O conhecimento que temos será sempre expresso na forma de juízo (S é P o sujeito é seu
predicado) considerando tanto S quanto P como passíveis de captação no espaço e tempo.
Quando formulo um juízo sintético a priori atribuo um conhecimento ou informação nova
ao sujeito em questão: é juízo, porque atribui um predicado y a um sujeito x qualquer; é
sintético, porque informa algo que não está contido na definição do sujeito e é a priori,
pois tem validade universal e necessária.
O ponto extremo da linha argumentativa kantiana não poderia ser menos radical,
por isso explicitemos alguns enunciados decorrentes dela: (i) a partir dessas condições de
possibilidades – de espaço e tempo – pode-se dizer que os juízos de conhecimento “nunca
podem ultrapassar os objetos dos sentidos e apenas têm valor para objetos da experiência
possível” (KrV 2001, B 73). Disso se infere que nenhum objeto meta-empírico será parte
do conhecimento científico, no caso, nem a metafísica com seus objetos (Deus, liberdade
da vontade e imortalidade da alma) nem a estética (o belo e o sublime) nem a ética (para
se pensar Deus, liberdade e alma) serão objetos de qualquer ciência.
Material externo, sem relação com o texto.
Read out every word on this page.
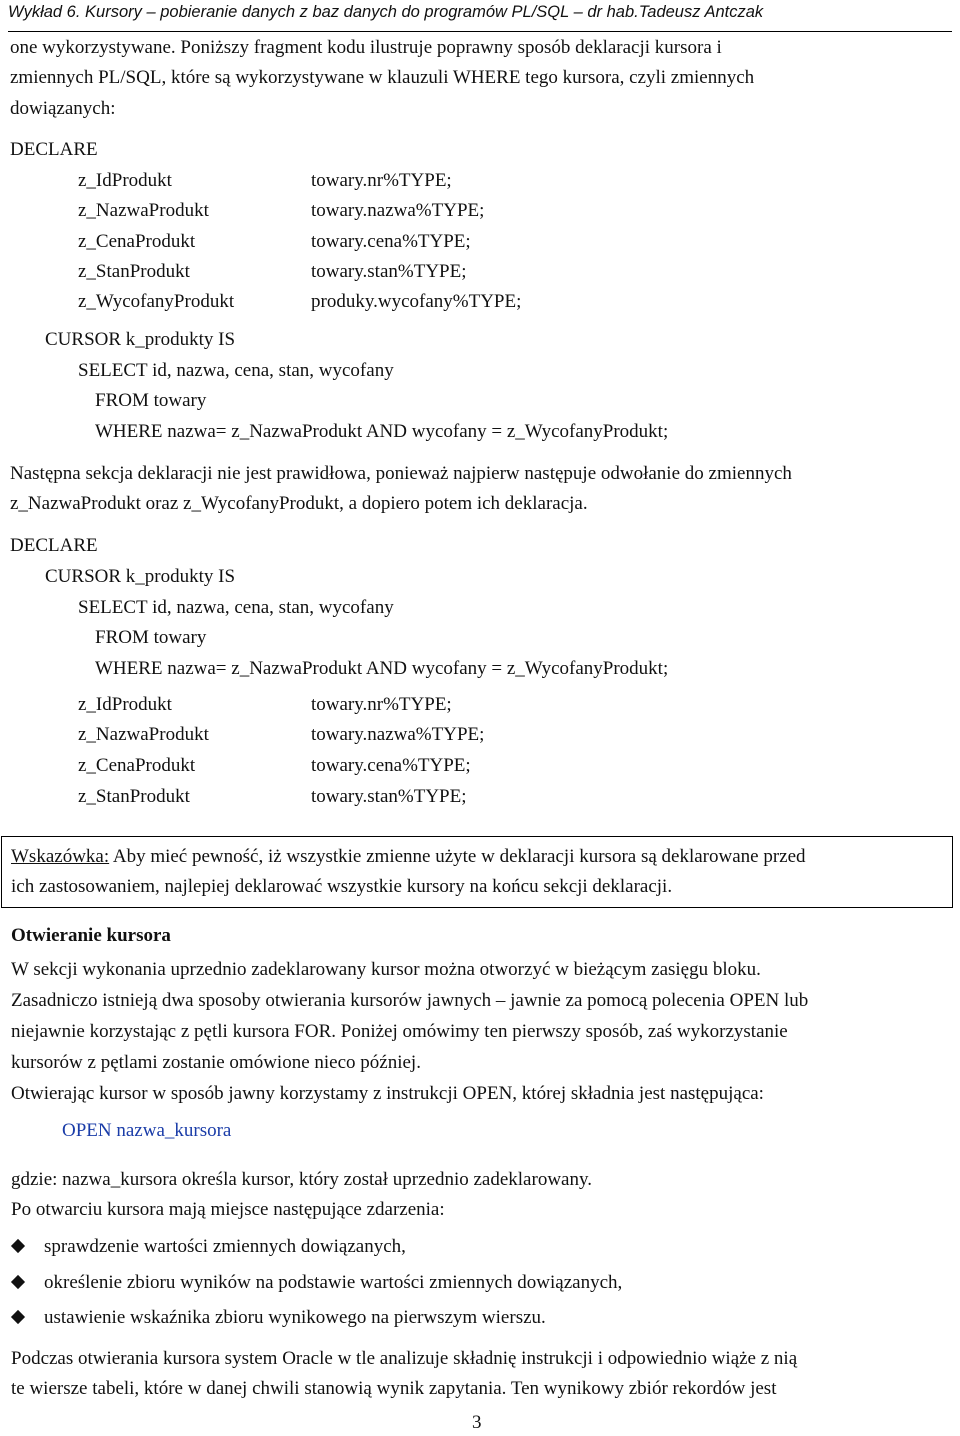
Wykład 6. Kursory – pobieranie danych z baz danych do programów PL/SQL – dr hab.Tadeusz Antczak
one wykorzystywane. Poniższy fragment kodu ilustruje poprawny sposób deklaracji kursora i
zmiennych PL/SQL, które są wykorzystywane w klauzuli WHERE tego kursora, czyli zmiennych
dowiązanych:
DECLARE
z_IdProdukt	towary.nr%TYPE;
z_NazwaProdukt	towary.nazwa%TYPE;
z_CenaProdukt	towary.cena%TYPE;
z_StanProdukt	towary.stan%TYPE;
z_WycofanyProdukt	produky.wycofany%TYPE;
CURSOR k_produkty IS
SELECT id, nazwa, cena, stan, wycofany
FROM towary
WHERE nazwa= z_NazwaProdukt AND wycofany = z_WycofanyProdukt;
Następna sekcja deklaracji nie jest prawidłowa, ponieważ najpierw następuje odwołanie do zmiennych
z_NazwaProdukt oraz z_WycofanyProdukt, a dopiero potem ich deklaracja.
DECLARE
CURSOR k_produkty IS
SELECT id, nazwa, cena, stan, wycofany
FROM towary
WHERE nazwa= z_NazwaProdukt AND wycofany = z_WycofanyProdukt;
z_IdProdukt	towary.nr%TYPE;
z_NazwaProdukt	towary.nazwa%TYPE;
z_CenaProdukt	towary.cena%TYPE;
z_StanProdukt	towary.stan%TYPE;
Wskazówka: Aby mieć pewność, iż wszystkie zmienne użyte w deklaracji kursora są deklarowane przed
ich zastosowaniem, najlepiej deklarować wszystkie kursory na końcu sekcji deklaracji.
Otwieranie kursora
W sekcji wykonania uprzednio zadeklarowany kursor można otworzyć w bieżącym zasięgu bloku.
Zasadniczo istnieją dwa sposoby otwierania kursorów jawnych – jawnie za pomocą polecenia OPEN lub
niejawnie korzystając z pętli kursora FOR. Poniżej omówimy ten pierwszy sposób, zaś wykorzystanie
kursorów z pętlami zostanie omówione nieco później.
Otwierając kursor w sposób jawny korzystamy z instrukcji OPEN, której składnia jest następująca:
OPEN nazwa_kursora
gdzie: nazwa_kursora określa kursor, który został uprzednio zadeklarowany.
Po otwarciu kursora mają miejsce następujące zdarzenia:
sprawdzenie wartości zmiennych dowiązanych,
określenie zbioru wyników na podstawie wartości zmiennych dowiązanych,
ustawienie wskaźnika zbioru wynikowego na pierwszym wierszu.
Podczas otwierania kursora system Oracle w tle analizuje składnię instrukcji i odpowiednio wiąże z nią
te wiersze tabeli, które w danej chwili stanowią wynik zapytania. Ten wynikowy zbiór rekordów jest
3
Esta é apenas ciência
dentro dos limites da experiência possível no espaço e tempo. (ii) Todo conhecimento de
matriz científica é válido necessária e universalmente, isto é, para além de espaço e tempo.
Não podendo se restringir o valor dos princípios matemáticos ou físicos, por exemplo.
(iii) As formas de conhecimento, cujos objetos não forem captados no espaço e no tempo,
não podem ser considerados científicos, a saber, nem a metafísica nem a estética, nem a
ética nem a psicologia, são dignas do nome de ciências na compreensão kantiana estrita.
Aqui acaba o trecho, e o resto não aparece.